The Watchers – Movie Review

Directed by:  Ishana Shyamalan

Written by:  Ishana Shyamalan, based on A.M. Shine’s novel

Starring:  Dakota Fanning, Olwen Fouere, Georgina Campbell, and Oliver Finnegan

Runtime:  102 minutes

Shyamalan’s ‘The Watchers’ is an intriguing and eerie watch

Mina (Dakota Fanning) runs an errand.  She’s a 20-something American living in Ireland’s County Galway, but this glum loner also runs from her past, estranging herself from her family, including her sister, Lucy.  

In the present, she’s asked to transport a bird, a parakeet or parrot of sorts, to Belfast, and this talking feathered friend frequently repeats, “Try not to die,” because the night before, Mina unfortunately said to it, “I’m going out.  Try not to die.”

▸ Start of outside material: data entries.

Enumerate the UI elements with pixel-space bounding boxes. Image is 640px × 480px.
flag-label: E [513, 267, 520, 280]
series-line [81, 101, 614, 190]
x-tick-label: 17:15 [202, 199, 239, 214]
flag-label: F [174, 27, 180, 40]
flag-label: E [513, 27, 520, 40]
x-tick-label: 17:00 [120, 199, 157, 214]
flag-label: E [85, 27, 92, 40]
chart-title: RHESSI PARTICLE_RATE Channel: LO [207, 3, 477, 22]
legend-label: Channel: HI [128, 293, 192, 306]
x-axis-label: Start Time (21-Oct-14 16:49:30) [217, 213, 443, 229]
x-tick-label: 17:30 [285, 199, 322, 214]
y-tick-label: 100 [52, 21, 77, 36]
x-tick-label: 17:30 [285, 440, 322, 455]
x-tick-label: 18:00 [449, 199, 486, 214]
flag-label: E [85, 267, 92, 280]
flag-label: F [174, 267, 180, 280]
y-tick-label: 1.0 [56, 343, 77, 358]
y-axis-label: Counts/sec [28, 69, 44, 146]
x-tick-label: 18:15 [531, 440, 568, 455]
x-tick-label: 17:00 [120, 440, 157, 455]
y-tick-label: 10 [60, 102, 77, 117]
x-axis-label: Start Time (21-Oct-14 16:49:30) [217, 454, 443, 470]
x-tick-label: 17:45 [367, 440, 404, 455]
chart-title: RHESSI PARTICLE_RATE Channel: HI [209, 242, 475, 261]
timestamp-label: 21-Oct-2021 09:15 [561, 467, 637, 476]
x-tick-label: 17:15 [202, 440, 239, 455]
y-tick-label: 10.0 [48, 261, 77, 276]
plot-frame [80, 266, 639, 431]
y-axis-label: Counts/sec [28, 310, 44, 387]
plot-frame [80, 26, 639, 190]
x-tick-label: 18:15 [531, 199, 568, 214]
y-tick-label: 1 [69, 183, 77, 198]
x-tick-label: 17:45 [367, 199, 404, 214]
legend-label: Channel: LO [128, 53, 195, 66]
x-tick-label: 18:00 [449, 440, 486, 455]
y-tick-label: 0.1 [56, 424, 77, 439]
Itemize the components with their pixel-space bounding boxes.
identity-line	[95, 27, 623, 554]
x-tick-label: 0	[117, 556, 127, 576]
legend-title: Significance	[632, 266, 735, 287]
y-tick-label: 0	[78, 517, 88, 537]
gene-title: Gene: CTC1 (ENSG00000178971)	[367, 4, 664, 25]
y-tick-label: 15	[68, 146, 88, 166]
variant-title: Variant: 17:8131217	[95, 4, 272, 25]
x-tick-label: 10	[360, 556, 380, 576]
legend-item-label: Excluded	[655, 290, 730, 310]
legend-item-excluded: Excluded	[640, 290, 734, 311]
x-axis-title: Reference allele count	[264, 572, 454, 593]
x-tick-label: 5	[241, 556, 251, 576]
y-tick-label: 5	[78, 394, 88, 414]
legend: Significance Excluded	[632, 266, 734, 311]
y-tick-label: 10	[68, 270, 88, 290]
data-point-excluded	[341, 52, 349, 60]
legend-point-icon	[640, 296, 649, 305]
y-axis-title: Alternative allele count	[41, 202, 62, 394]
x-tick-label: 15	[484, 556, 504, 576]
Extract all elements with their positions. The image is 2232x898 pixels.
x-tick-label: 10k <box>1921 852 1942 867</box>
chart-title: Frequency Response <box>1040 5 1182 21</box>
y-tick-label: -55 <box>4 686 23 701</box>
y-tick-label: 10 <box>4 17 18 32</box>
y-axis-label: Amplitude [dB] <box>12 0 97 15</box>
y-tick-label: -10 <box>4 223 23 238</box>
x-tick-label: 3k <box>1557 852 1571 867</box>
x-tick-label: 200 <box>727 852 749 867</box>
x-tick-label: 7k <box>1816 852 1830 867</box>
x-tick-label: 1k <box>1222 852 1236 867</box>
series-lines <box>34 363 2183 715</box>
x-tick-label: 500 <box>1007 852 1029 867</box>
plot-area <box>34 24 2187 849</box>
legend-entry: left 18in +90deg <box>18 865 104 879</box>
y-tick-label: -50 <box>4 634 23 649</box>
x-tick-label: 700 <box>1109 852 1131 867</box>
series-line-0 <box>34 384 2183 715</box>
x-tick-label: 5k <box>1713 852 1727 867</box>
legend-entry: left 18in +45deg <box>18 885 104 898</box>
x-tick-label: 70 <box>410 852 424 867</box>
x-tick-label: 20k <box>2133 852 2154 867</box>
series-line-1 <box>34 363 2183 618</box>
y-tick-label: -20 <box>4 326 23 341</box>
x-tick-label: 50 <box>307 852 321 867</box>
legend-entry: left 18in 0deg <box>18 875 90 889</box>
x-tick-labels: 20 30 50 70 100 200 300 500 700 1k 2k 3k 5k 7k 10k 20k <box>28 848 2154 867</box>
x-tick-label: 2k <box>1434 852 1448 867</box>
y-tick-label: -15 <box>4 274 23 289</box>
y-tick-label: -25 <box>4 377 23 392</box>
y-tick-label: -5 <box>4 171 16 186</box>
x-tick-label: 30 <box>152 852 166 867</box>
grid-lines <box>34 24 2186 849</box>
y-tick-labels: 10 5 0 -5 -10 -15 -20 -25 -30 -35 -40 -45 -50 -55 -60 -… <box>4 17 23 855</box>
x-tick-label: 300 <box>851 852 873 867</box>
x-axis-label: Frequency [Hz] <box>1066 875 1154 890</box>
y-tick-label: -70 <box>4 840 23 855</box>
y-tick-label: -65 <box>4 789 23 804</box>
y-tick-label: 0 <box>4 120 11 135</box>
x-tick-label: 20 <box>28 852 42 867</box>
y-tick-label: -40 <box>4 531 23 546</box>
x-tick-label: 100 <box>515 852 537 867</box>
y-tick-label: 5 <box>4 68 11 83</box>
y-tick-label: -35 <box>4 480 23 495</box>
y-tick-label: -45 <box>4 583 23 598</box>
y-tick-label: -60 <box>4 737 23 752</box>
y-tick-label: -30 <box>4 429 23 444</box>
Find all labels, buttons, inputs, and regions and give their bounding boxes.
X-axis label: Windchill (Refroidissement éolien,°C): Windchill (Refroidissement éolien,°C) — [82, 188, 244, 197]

Oh, Mina, please be more deliberate with your words.  

Still, this otherwise charming birdie is her sole companion across the western Emerald Isle.   Well, shortly after her navigator spouts, “One-hundred and six kilometers to reach your destination,” they find themselves stranded in a thick, arboreous forest.  Arrival in Belfast now seems as unreachable as discovering a rainbow and an associated pot of gold. 

Mina is in danger.

Ishana Shyamalan takes a risk and steps out on the cinematic ledge to write and direct her first feature film, “The Watchers”, based on A.M. Shine’s 2022 novel.  Her famous father, M. Night, helped produce the movie, and “The Watchers” is an effective eerie mystery that plunks Mina, her bird, and three other individuals, Madeline (Olwen Fouere), Ciara (Georgina Campbell), and Daniel (Oliver Finnegan), in a claustrophobic predicament.   

For safety’s sake, they must take refuge in a (roughly) 500 sq. foot shelter to avoid The Watchers, a threatening brood of who-knows-what.  Madeline, Ciara, Daniel, and Mina’s protected haven will not be described in this review other than it’s an unexplainable structure sitting in the middle of nowhere, and a portion of it allows The Watchers – aptly named – to gaze at the four caged humans and one bird. 

Fortunately, the survivors can leave their essential abode and walk freely outside during the day.  Still, The Watchers appear after sundown, and there aren’t enough daylight hours to reach the forest’s edge, past the “Point of Return” to return to civilization.   

Hence, they’re trapped in this woodland prison, filmed on location in Ireland.  Shyamalan and cinematographer Eli Arenson commendably deliver a palatable sense of doom by capturing overwhelming acreage, untouched by the industrial age, in every direction, along with production designer Ferdia Murphy and set designer Jil Turner’s contrasting bizarre brick-and-mortar lifeline grasped by the survivors after dark.   

Shyamalan plants an intriguing premise that flourishes with three questions.

Who are The Watchers?

How does their evening sanctuary exist in the first place?  

How can the five (including the bird) escape? 

As the four (largely) work together to stay alive, Shyamalan steadily reveals morsels of answers through a refreshing, enlightening array of spooky surprises throughout the first two acts rather than keep us in the dark until the very end.  

This thoughtful decision keeps the pacing on point, which is especially important because the story could have bogged down with a small cast of characters endlessly stewing over interpersonal conflicts.  The film avoids this trap, as the focus primarily remains on the aforementioned questions (and following the rules to survive) and much less on individual backstories other than Mina’s, which Ishana and Dakota regularly revisit.  We discover the broken branches on our lead’s family tree.    

Admittedly, the third act wraps up too quickly, and the story breaks a bit with some plausibility questions.

For instance, where do Mina, Madeline, Ciara, and Daniel bathe?  

How can this route between Galway and Belfast not result in 100,000 similar annual fates like Mina’s, and can’t Google Maps help beforehand? 

The shelter’s origin will raise some credibility doubts too.

Still, Rod Serling didn’t explain every far-fetched nuance in his “The Twilight Zone” series, like in “Time Enough at Last” (1959), where a simple bank vault would protect Henry Bemis (Burgess Meredith) from a nuclear war.   

(I mean, come on.  How can that happen?  Although, hey, they don’t make stuff as sturdy today.  Just turn to your washing machine or toaster these days, but I digress.)

So, the war here between rewarding a captivating idea versus how-would-that-actually-work mechanics is won by the former in a movie created by someone with a recognizable surname, and Shyamalan takes chances that payoff with plenty to ponder afterward.   

Step on that ledge again, Ishana.  We’ll happily watch.